Des simulations à grande échelle avec de la mémoire hybride
Afin de profiter pleinement de cette nouvelle combinaison DRAM/flash, IBM développe l’architecture du système de mémoire, conçue de manière évolutive. Quant à eux, les chercheurs de l’EPFL et de l’EPFZ travaillent sur des logiciels dits de «haut-niveau», capables d’optimiser l’utilisation de la mémoire hybride pour des simulations à grande échelle et du calcul intensif interactif.
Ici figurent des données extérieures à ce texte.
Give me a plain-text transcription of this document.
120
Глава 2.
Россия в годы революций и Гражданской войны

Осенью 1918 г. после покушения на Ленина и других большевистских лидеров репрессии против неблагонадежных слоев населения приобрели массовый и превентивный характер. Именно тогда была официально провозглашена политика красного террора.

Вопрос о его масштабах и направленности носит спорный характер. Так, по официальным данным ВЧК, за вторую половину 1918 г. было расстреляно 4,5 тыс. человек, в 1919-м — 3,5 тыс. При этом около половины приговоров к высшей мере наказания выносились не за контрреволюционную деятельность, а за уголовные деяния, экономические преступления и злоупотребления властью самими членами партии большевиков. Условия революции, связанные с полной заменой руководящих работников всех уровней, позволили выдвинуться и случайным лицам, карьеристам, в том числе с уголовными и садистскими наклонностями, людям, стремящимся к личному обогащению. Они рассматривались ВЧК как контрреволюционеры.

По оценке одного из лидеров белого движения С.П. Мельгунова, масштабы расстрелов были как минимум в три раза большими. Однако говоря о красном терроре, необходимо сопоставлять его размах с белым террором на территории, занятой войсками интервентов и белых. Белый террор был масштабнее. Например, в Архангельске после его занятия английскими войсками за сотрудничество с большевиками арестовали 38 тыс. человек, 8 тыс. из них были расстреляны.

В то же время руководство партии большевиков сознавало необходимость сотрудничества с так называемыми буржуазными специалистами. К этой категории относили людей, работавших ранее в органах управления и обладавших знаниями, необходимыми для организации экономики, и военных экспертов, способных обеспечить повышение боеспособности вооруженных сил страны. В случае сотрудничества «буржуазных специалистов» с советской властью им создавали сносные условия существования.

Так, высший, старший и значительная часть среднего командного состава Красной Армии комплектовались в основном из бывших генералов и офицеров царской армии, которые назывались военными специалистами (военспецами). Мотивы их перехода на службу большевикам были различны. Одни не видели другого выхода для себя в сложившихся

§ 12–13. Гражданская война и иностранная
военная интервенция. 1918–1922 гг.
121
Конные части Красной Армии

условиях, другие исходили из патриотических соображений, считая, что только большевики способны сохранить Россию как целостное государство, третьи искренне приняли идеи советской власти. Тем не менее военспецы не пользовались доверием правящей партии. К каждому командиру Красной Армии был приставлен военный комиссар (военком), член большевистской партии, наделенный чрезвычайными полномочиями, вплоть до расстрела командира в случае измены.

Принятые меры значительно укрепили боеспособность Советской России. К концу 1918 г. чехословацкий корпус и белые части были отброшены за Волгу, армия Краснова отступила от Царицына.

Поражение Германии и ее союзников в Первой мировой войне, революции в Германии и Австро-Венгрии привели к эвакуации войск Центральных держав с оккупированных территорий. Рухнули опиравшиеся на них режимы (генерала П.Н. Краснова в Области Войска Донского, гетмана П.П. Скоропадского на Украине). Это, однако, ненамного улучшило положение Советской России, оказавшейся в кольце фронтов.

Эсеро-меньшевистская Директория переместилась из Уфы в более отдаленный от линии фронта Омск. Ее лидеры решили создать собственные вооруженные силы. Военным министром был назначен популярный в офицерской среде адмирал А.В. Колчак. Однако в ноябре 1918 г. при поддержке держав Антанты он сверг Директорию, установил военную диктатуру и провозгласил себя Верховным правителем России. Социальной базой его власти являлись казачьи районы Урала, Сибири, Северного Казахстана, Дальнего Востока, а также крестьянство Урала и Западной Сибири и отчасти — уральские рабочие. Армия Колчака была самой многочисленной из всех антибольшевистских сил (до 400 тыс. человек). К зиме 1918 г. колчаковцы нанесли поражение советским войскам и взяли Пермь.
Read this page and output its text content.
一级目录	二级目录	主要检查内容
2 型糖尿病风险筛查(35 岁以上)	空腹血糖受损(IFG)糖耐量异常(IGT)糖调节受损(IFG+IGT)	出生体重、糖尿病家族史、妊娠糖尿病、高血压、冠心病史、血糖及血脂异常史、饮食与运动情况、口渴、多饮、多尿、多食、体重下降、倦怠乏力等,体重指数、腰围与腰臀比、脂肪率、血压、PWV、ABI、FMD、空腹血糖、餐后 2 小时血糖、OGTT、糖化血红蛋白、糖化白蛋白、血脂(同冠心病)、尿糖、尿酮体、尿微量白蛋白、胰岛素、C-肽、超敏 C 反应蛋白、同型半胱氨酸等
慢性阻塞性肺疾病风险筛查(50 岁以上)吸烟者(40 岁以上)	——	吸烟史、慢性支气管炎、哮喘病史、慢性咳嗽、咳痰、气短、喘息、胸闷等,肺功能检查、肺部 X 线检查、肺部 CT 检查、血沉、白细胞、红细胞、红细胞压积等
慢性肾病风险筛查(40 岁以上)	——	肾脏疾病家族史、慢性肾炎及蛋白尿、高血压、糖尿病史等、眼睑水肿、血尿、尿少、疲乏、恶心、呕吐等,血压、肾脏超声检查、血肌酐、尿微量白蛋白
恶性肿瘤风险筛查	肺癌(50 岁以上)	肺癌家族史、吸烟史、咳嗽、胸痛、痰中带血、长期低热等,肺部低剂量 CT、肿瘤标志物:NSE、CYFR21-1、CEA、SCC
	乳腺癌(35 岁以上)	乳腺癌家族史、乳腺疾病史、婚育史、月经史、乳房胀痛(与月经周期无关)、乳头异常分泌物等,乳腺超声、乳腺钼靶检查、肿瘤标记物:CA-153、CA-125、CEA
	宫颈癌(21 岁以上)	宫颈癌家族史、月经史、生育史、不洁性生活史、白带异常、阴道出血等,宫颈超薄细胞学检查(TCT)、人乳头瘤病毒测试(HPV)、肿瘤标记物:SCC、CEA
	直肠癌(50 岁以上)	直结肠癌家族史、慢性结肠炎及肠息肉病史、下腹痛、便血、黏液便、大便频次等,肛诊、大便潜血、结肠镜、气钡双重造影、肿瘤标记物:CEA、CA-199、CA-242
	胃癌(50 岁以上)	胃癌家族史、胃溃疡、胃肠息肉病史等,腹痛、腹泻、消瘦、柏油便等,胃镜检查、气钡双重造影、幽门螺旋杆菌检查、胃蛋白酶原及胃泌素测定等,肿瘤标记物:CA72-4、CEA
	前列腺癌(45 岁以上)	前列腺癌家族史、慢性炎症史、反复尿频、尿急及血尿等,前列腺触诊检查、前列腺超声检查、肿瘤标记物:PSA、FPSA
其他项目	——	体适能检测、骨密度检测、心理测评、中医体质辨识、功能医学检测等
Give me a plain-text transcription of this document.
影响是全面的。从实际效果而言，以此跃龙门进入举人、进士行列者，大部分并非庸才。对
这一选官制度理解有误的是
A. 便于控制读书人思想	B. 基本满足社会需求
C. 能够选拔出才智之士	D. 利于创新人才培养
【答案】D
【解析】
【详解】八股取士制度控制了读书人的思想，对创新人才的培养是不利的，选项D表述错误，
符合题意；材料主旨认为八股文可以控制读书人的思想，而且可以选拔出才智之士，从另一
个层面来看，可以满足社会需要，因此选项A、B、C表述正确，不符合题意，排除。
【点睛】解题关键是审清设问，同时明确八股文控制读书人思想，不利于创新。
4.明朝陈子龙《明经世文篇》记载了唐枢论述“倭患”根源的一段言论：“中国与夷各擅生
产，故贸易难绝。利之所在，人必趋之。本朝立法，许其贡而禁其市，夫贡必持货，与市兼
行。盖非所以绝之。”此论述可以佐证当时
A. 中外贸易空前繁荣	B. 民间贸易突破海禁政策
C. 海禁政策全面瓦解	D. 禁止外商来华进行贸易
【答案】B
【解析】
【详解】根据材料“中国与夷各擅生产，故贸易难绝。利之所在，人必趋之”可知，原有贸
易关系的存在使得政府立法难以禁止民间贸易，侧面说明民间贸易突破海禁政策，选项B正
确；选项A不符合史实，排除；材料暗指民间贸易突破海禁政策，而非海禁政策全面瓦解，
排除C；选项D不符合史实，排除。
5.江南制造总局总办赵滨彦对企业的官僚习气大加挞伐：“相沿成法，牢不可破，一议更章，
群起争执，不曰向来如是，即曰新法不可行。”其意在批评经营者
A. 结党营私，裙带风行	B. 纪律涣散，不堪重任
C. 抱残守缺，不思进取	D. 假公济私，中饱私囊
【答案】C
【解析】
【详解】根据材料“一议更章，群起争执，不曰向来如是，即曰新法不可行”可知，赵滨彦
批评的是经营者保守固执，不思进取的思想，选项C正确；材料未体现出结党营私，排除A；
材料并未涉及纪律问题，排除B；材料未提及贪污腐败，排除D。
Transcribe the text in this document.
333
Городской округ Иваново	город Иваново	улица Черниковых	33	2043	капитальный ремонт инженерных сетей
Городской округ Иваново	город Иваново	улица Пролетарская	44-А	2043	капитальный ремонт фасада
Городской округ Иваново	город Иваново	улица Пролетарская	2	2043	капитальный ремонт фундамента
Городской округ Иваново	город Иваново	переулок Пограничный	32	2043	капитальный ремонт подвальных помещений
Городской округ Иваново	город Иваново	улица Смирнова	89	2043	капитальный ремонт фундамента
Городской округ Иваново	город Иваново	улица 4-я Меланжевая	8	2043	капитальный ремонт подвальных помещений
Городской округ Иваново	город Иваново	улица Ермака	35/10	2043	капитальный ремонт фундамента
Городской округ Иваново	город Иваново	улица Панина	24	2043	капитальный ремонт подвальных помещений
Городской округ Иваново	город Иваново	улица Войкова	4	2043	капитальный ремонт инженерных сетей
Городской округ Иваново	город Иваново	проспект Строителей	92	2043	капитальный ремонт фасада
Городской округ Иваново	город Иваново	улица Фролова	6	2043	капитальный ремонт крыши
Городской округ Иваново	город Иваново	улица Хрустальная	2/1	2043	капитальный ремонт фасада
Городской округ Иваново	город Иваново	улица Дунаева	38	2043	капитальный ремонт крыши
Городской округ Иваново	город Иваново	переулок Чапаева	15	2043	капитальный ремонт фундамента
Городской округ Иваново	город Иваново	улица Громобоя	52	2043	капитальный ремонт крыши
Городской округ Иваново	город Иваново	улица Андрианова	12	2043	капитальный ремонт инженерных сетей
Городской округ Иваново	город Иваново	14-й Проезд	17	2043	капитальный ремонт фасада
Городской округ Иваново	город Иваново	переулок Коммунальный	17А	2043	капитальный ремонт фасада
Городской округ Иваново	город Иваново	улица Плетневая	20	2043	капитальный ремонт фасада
«Notre superordinateur ne sera pas le plus rapide du monde, mais notre travail ouvrira sans nul doute de nouvelles voies dans le domaine du calcul à grand volume de données» explique Thomas Schulthess, chercheur à l’EPFZ et directeur du CSCS. «De plus, cette collaboration bénéficiera à une foule de domaines autres que les neurosciences, comme l’astronomie, les géosciences ou la santé, par exemple».
 
Cap sur le cerveau humain
Le Blue Brain est le noyau principal autour duquel s’articule un programme plus ambitieux encore: le Human Brain Project (HBPP). Soutenu par l’Union européenne et également coordonné par l’EPFL, ce projet a pour objectif de générer des outils à même d’intégrer autant de données que possible dans un modèle détaillé du cerveau humain, d’ici 2023. Avec ses 90 milliards de neurones, le cerveau humain contient plus de mille fois plus de cellules nerveuses que celui d’une souris. La mémoire hybride DRAM/flash sera un atout de taille pour que les chercheurs puissent atteindre leur but. Davantage d’informations figurent sur le site Internet www.humanbrainproject.com.
La science repousse constamment les limites de la technologie en matière de recherche et d’innovation, développant sans cesse de nouveaux outils. Avec leurs exigences hors-norme, le BBP et le HBP montrent qu’en matière de superordinateurs, tout ne se résume pas à une question de vitesse.